The area I live in is maybe smaller than that of someone who has a car, but I know it well. We are not best mates, but the librarians give me a friendly smile. Store clerks, bike shop staff, even some homeless folks are familiar to me. These bona fides aren’t to be dismissed cavalierly. They are part of the fabric of life. I also have some long-time friends who live very nearby, but I almost never hear from them, as we’ve gone our separate ways. Meanwhile, some people who live across town or in another county do make the effort to visit. I’ll try to make it up to them with some gas money or a meal on occasion if they’re driving us somewhere. Your true friends will stick with you even if there’s a distance between you.
So am I really missing out, and giving anything up by not having a car? Sure, the occasional get together with a friend or an event.
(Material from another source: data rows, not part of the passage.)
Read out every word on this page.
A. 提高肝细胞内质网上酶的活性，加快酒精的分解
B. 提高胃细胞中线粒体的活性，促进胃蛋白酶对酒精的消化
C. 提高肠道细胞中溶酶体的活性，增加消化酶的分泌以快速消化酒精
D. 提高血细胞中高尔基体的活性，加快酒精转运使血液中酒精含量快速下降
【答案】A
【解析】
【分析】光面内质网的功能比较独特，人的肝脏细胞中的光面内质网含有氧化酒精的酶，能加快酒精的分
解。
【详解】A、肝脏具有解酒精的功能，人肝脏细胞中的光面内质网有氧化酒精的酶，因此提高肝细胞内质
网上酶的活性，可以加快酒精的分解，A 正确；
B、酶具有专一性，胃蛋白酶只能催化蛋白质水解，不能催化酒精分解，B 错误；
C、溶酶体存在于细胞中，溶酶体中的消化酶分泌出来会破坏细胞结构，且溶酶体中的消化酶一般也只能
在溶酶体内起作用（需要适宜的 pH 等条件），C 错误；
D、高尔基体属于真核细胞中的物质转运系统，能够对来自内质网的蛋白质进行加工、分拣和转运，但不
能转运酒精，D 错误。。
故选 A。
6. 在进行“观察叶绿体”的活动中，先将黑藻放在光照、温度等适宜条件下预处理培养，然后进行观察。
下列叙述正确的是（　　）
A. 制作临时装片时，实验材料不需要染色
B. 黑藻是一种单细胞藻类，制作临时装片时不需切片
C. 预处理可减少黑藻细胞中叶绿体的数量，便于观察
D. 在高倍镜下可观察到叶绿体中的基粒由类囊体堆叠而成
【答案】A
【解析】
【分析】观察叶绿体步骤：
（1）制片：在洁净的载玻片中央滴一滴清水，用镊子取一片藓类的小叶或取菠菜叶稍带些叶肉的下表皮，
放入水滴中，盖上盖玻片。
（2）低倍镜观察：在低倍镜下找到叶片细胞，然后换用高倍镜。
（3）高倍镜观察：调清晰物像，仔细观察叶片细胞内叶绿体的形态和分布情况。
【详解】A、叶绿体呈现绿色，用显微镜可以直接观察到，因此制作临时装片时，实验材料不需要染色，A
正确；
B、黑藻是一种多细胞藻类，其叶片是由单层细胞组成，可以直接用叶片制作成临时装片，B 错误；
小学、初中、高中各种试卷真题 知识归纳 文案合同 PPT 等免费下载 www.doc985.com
But I’m also sitting out contributing to greenhouse gases and pollution, highway traffic nightmares, the isolation of driving in a car and sucking on air conditioning. Those are all not good things, and the occasional inconvenience.
But I gain a lot. The opportunity to say hi to neighbors walking their dogs, to be in and see nature, to interact with and sometimes ride with fellow bicyclists, and to get some exercise when I go virtually everywhere I need to go. Had I still had a car, I would not have ridden over 21,000 miles since 2015. Or raised over $12,000 for charity in six different rides. So for now, I’m still physically able to bike, and I’m still grateful for that car crash almost 15 years ago. So for me, the answer to the question of this post is “Sometimes, but it’s worth it.”
What about you, if you’re car-free? How social were you before you gave up your car if you had one? Have you had to sacrifice your social life? Have you met a lot of people through bicycling, walking, busing, etc. that you wouldn’t have met while driving a car? Does your bicycling habit take time away from socializing? How do you handle the above? Let me know in the comments.